The Metallica video for Sad but True is concert footage.

The Hu end their video with a text message in English. It reads, “Like millions of people around the world , Metallica has been a huge inspiration for us as music fans and musicians. We admire their 40 years of relentless touring and the timeless, unique music they have created. It is a great honor to show them our respect and gratitude by recording a version of ‘Sad But True’ in our language and in the style of The Hu.” It is clear, brilliantly and evidently clear, that The Hu love Metallica and this song. They say as much.

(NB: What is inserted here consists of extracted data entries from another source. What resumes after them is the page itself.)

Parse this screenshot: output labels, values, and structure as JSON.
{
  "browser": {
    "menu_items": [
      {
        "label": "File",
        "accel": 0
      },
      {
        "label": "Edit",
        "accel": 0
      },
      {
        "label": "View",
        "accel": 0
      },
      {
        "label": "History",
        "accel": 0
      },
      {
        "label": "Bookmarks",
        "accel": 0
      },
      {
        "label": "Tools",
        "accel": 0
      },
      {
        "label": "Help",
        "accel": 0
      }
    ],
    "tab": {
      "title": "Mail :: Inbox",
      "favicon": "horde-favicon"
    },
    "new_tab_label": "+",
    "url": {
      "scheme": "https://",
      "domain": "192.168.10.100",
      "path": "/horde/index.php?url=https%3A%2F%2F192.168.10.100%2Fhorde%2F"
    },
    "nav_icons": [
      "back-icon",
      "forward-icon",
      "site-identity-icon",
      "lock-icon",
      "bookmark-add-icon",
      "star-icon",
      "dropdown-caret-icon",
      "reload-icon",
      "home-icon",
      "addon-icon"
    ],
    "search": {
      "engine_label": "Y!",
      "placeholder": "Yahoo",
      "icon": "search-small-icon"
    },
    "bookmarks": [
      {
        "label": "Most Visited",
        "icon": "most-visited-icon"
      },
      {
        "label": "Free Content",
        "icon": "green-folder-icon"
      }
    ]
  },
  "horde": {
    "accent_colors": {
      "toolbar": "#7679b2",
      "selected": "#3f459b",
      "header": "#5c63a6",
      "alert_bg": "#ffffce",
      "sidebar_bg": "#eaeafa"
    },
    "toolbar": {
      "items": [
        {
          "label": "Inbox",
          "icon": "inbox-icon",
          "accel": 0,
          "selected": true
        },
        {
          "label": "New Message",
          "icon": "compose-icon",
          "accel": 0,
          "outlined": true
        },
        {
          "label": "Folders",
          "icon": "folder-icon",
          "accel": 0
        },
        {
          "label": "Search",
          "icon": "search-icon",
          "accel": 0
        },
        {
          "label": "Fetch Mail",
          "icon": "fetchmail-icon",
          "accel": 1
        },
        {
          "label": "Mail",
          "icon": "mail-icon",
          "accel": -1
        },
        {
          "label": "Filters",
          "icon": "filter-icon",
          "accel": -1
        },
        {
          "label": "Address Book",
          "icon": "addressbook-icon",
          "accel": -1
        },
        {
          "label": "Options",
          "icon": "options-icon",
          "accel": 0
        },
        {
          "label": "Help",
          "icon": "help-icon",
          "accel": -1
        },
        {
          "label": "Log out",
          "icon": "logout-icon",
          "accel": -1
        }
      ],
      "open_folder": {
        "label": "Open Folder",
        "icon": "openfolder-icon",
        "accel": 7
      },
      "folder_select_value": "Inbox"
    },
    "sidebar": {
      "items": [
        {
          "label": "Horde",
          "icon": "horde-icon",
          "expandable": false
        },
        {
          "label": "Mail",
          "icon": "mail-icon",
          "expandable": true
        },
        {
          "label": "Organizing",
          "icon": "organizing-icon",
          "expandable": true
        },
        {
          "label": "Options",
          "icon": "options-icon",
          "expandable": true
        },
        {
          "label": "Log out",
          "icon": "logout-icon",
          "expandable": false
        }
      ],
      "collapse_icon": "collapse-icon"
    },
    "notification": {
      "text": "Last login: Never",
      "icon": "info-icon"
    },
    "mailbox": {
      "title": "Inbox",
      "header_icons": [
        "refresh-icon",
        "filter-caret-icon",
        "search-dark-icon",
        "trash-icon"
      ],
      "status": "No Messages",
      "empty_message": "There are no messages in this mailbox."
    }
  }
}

This, then, gets to the heart of the idea of loving destruction. The Hu’s Sad But True is theirs. You cannot deny that it is derived from Metallica’s Sad But True but it is equally impossible to deny that it is a singular work of art. This singularity, this difference, is stark both in the song-as-a-song and in the song as a work of multimedia audio-visual art. So much, from tone, to vocal style, to instrumentation, to symbolism has been changed between Metallica’s work and this that there is hardly anything left. Despite Metallica being masters of rhythm (Lars Ulrich is undeniably a masterful drummer) The Hu take the familiar beats of Sad But True and make them new again. They draw out and open up the song in novel and appealing ways. The Hu infuse a sense of shamanic weight into what is otherwise a relatively shallow song about agency which happens to have an incredibly catchy hook. But here’s the thing: I’m walking a tenuous line between bashing Metallica and praising them not because it’s uncool to like Metallica but because I want to make the paradox here clear. The Hu can only destroy Sad But True as thoroughly as they do, they can only take ownership of this song as completely as they do, because they love it. And there is undeniably some cruelty in that love. To create Sad But True, the Hu must bring the song to Bardo. It is tormented by the vocal force of four unified singers, by the screech of the Morin Khuur and by the weight of the symbolism forced upon it in the video. It is reborn anew, a unique creation.